The first thing is the network coverage, which is Sigfox’s core business, but the network alone doesn’t bring you any value.
The second thing is, you need to have a working device. It’s fair to say that one of the bigger challenges that we have faced in the last five years is convincing device makers, module makers, and chip-set makers to embed Sigfox in their own product. This took longer than we had anticipated in the beginning and I think we understand why.
Before anybody in the hardware industry is willing to invest time and money in embedding new technologies in devices, they need to be absolutely convinced that the technology is worth investing in.
Six years ago Sigfox was not a recognized technology that people were willing to invest in from a hardware standpoint. However, we are now seeing an acceleration of acceptance. We are signing very interesting agreements with big players in the hardware and electronics field, such as Alps, Lite-On, HT Micron, and Wisol, and this is key for the success of Sigfox moving forward.
The third thing is the platform. You need software, and platforms to analyse and display all the data being collected from the devices. That software element is, I think, pretty much ok. There have been a lot of platforms developed and software development is typically faster than hardware development. Any adjustments that you need to make to your platform to integrate Sigfox devices in your capability are simple and quick.
The combination of these three elements, which are typically driven by three different players, took more time than we had anticipated.

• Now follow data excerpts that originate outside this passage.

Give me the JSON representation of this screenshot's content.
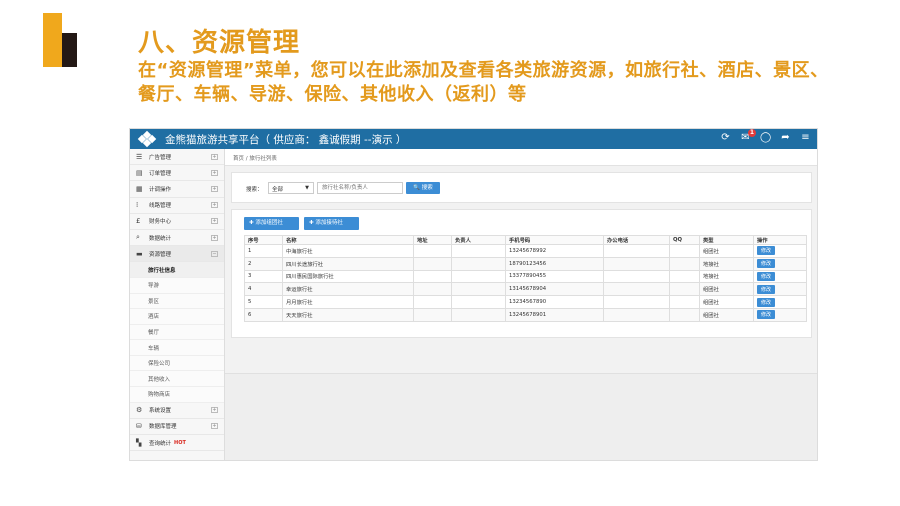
{
  "slide": {
    "title": "八、资源管理",
    "description": "在“资源管理”菜单，您可以在此添加及查看各类旅游资源，如旅行社、酒店、景区、餐厅、车辆、导游、保险、其他收入（返利）等"
  },
  "app": {
    "title": "金熊猫旅游共享平台（ 供应商： 鑫诚假期 --演示 ）",
    "notification_count": "1",
    "brand_color": "#1f6ea3",
    "accent_color": "#3c8dd5"
  },
  "sidebar": {
    "items": [
      {
        "label": "广告管理",
        "icon": "list-icon"
      },
      {
        "label": "订单管理",
        "icon": "doc-icon"
      },
      {
        "label": "计调操作",
        "icon": "calendar-icon"
      },
      {
        "label": "线路管理",
        "icon": "route-icon"
      },
      {
        "label": "财务中心",
        "icon": "pound-icon"
      },
      {
        "label": "数据统计",
        "icon": "search-icon"
      },
      {
        "label": "资源管理",
        "icon": "stack-icon"
      }
    ],
    "submenu": [
      "旅行社信息",
      "导游",
      "景区",
      "酒店",
      "餐厅",
      "车辆",
      "保险公司",
      "其他收入",
      "购物商店"
    ],
    "bottom_items": [
      {
        "label": "系统设置",
        "icon": "gear-icon"
      },
      {
        "label": "数据库管理",
        "icon": "database-icon"
      },
      {
        "label": "查询统计",
        "icon": "grid-icon",
        "badge": "HOT"
      }
    ]
  },
  "breadcrumb": {
    "home": "首页",
    "current": "旅行社列表"
  },
  "search": {
    "label": "搜索：",
    "select_value": "全部",
    "placeholder": "旅行社名称/负责人",
    "button": "搜索"
  },
  "actions": {
    "add_group": "添加组团社",
    "add_local": "添加接待社"
  },
  "chart_data": {
    "type": "table",
    "columns": [
      "序号",
      "名称",
      "地址",
      "负责人",
      "手机号码",
      "办公电话",
      "QQ",
      "类型",
      "操作"
    ],
    "rows": [
      {
        "no": "1",
        "name": "中海旅行社",
        "address": "",
        "person": "",
        "mobile": "13245678992",
        "office": "",
        "qq": "",
        "type": "组团社",
        "action": "修改"
      },
      {
        "no": "2",
        "name": "四川长途旅行社",
        "address": "",
        "person": "",
        "mobile": "18790123456",
        "office": "",
        "qq": "",
        "type": "地接社",
        "action": "修改"
      },
      {
        "no": "3",
        "name": "四川惠民国际旅行社",
        "address": "",
        "person": "",
        "mobile": "13377890455",
        "office": "",
        "qq": "",
        "type": "地接社",
        "action": "修改"
      },
      {
        "no": "4",
        "name": "幸运旅行社",
        "address": "",
        "person": "",
        "mobile": "13145678904",
        "office": "",
        "qq": "",
        "type": "组团社",
        "action": "修改"
      },
      {
        "no": "5",
        "name": "月月旅行社",
        "address": "",
        "person": "",
        "mobile": "13234567890",
        "office": "",
        "qq": "",
        "type": "组团社",
        "action": "修改"
      },
      {
        "no": "6",
        "name": "天天旅行社",
        "address": "",
        "person": "",
        "mobile": "13245678901",
        "office": "",
        "qq": "",
        "type": "组团社",
        "action": "修改"
      }
    ]
  }
}
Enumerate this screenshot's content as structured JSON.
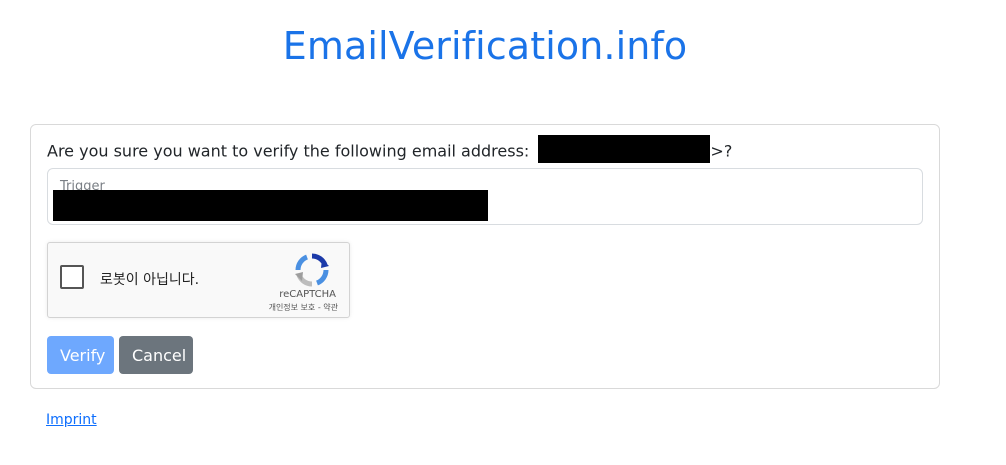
{
  "site": {
    "title": "EmailVerification.info"
  },
  "card": {
    "question_prefix": "Are you sure you want to verify the following email address:",
    "question_suffix": ">?",
    "trigger_label": "Trigger"
  },
  "captcha": {
    "checkbox_label": "로봇이 아닙니다.",
    "brand": "reCAPTCHA",
    "privacy_link": "개인정보 보호",
    "separator": "-",
    "terms_link": "약관",
    "icon": "recaptcha-icon"
  },
  "actions": {
    "verify_label": "Verify",
    "cancel_label": "Cancel"
  },
  "footer": {
    "imprint_label": "Imprint"
  },
  "colors": {
    "title": "#1a73e8",
    "verify_button": "#6ea8fe",
    "cancel_button": "#6c757d",
    "link": "#0d6efd"
  }
}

We are there now, and we have seen a massive increase, especially in the number of devices that are Sigfox-ready.
We are now reaching, I think, seven or eight hundred different devices, which is crucial to the acceleration of connectivity and of connecting things.
Regarding your own business, more specifically… You look at a concept and you think a technology would work, but until you do the right Proof of Concept (PoC) you simply do not know. You have to test the right technology with the right device in the right place, whether your connectivity is in the fridge, outside the fridge, indoors or deep indoors. You need to complete a lot of pre-work to make sure it works and, the three components that I mentioned before need to be adjusted.
It’s not just about the network, it’s not just about the device, and it’s not just about the software or platform. It’s a combination of these three things.
This testing phase is always necessary, and it always takes more time, because you need a genuinely relevant, ‘real-world’ PoC before going full speed. This is one of the key learnings that I have seen in the years I have been with this company.